Gray had no way of knowing that the photos of al-Rimi and others had been altered subtly. They were not the pictures of the men who’d actually died either. They were a digitized combination of the real al-Rimi, for example, and the dead man identified as al-Rimi. This was done so that any “earlier” photos of the men still floating around would not look so different as to raise suspicion. It had taken time and considerable expertise. The result had been worth it, though. It was now virtually impossible to identify any of these Arabs from their photos in the NIC database.

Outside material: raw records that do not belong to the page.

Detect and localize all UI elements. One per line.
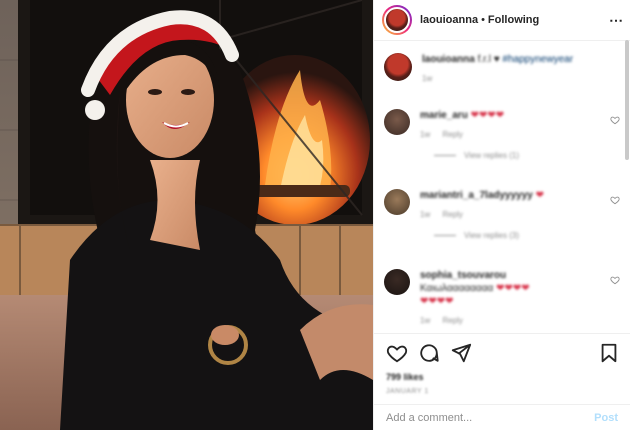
comment-reply-button[interactable]: Reply <box>442 210 462 219</box>
comment-body: marie_aru ❤❤❤❤ 1w Reply View replies (1) <box>420 109 610 160</box>
likes-count[interactable]: 799 likes <box>386 372 620 382</box>
post-date[interactable]: JANUARY 1 <box>386 388 620 395</box>
caption-meta: 1w <box>422 74 620 83</box>
post-actions: 799 likes JANUARY 1 <box>374 333 630 395</box>
comment-time[interactable]: 1w <box>420 210 430 219</box>
comment-avatar[interactable] <box>384 189 410 215</box>
comment-username[interactable]: mariantri_a_7ladyyyyyy <box>420 190 533 201</box>
comment-bubble-icon[interactable] <box>418 342 440 364</box>
comment-hearts: ❤❤❤❤ <box>496 283 530 294</box>
comment-time[interactable]: 1w <box>420 316 430 325</box>
view-replies-label[interactable]: View replies (3) <box>464 231 519 240</box>
more-options-icon[interactable]: ⋯ <box>609 12 624 29</box>
comment-body: sophia_tsouvarou Καιωλαααααααα ❤❤❤❤ ❤❤❤❤… <box>420 269 610 325</box>
caption-time[interactable]: 1w <box>422 74 432 83</box>
comment-reply-button[interactable]: Reply <box>442 316 462 325</box>
comment-hearts: ❤ <box>535 190 545 201</box>
comment-content: Καιωλαααααααα <box>420 283 494 294</box>
post-header: laouioanna • Following ⋯ <box>374 5 630 35</box>
comment-item: mariantri_a_7ladyyyyyy ❤ 1w Reply View r… <box>384 189 620 240</box>
comment-composer: Post <box>374 404 630 430</box>
comment-hearts: ❤❤❤❤ <box>470 110 505 121</box>
comment-input[interactable] <box>386 411 595 424</box>
post-panel: laouioanna • Following ⋯ laouioanna f.r.… <box>373 0 630 430</box>
comment-like-icon[interactable] <box>610 275 620 285</box>
post-photo[interactable] <box>0 0 373 430</box>
caption-username[interactable]: laouioanna <box>422 54 475 65</box>
action-icons <box>386 340 620 366</box>
comment-item: marie_aru ❤❤❤❤ 1w Reply View replies (1) <box>384 109 620 160</box>
comments-list[interactable]: laouioanna f.r.l ♥ #happynewyear 1w mari… <box>374 40 630 330</box>
comment-meta: 1w Reply <box>420 316 610 325</box>
caption: laouioanna f.r.l ♥ #happynewyear 1w <box>384 53 620 83</box>
paper-plane-icon[interactable] <box>450 342 472 364</box>
comment-hearts-second-line: ❤❤❤❤ <box>420 296 454 307</box>
comment-meta: 1w Reply <box>420 210 610 219</box>
caption-hashtag[interactable]: #happynewyear <box>502 54 573 65</box>
caption-avatar[interactable] <box>384 53 412 81</box>
caption-body: laouioanna f.r.l ♥ #happynewyear 1w <box>422 53 620 83</box>
comment-like-icon[interactable] <box>610 115 620 125</box>
comment-text: mariantri_a_7ladyyyyyy ❤ <box>420 189 610 202</box>
comment-avatar[interactable] <box>384 269 410 295</box>
header-separator: • <box>481 14 485 26</box>
replies-line <box>434 155 456 156</box>
comment-item: sophia_tsouvarou Καιωλαααααααα ❤❤❤❤ ❤❤❤❤… <box>384 269 620 325</box>
caption-avatar-wrap[interactable] <box>384 53 412 81</box>
comment-meta: 1w Reply <box>420 130 610 139</box>
view-replies-button[interactable]: View replies (1) <box>434 151 610 160</box>
comment-body: mariantri_a_7ladyyyyyy ❤ 1w Reply View r… <box>420 189 610 240</box>
comment-text: marie_aru ❤❤❤❤ <box>420 109 610 122</box>
post-photo-illustration <box>0 0 373 430</box>
comments-scrollbar[interactable] <box>625 40 629 160</box>
comment-username[interactable]: sophia_tsouvarou <box>420 270 506 281</box>
view-replies-label[interactable]: View replies (1) <box>464 151 519 160</box>
comment-text: sophia_tsouvarou Καιωλαααααααα ❤❤❤❤ ❤❤❤❤ <box>420 269 610 308</box>
post-comment-button[interactable]: Post <box>594 412 618 424</box>
author-username[interactable]: laouioanna <box>420 14 478 26</box>
caption-heart: ♥ <box>493 54 500 65</box>
heart-outline-icon[interactable] <box>386 342 408 364</box>
author-avatar[interactable] <box>384 7 410 33</box>
following-button[interactable]: Following <box>488 14 539 26</box>
view-replies-button[interactable]: View replies (3) <box>434 231 610 240</box>
replies-line <box>434 235 456 236</box>
comment-reply-button[interactable]: Reply <box>442 130 462 139</box>
comment-time[interactable]: 1w <box>420 130 430 139</box>
caption-text: laouioanna f.r.l ♥ #happynewyear <box>422 53 620 66</box>
bookmark-icon[interactable] <box>598 342 620 364</box>
author-avatar-ring[interactable] <box>382 5 412 35</box>
caption-content: f.r.l <box>477 54 491 65</box>
comment-avatar[interactable] <box>384 109 410 135</box>
comment-username[interactable]: marie_aru <box>420 110 468 121</box>
comment-like-icon[interactable] <box>610 195 620 205</box>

The other brilliant stroke had been leaving no “faces” behind on the dead men to identify. What had been substituted in their entirety, of course, were the men’s fingerprints, the forensic signature by which they’d been positively identified. Fingerprints never lied. Of course, in the digital age nothing was inviolate.

And yet with all that, Carter Gray’s gut was telling him something was not right.

Gray clicked out of the file and de

cided to go for a walk around the NIC grounds. He was allowed to do that, he supposed.

As Gray strolled outside, he looked at the sky, following the flight of a Lufthansa 747 as it made its way into Dulles Airport, and his mind wandered to the past.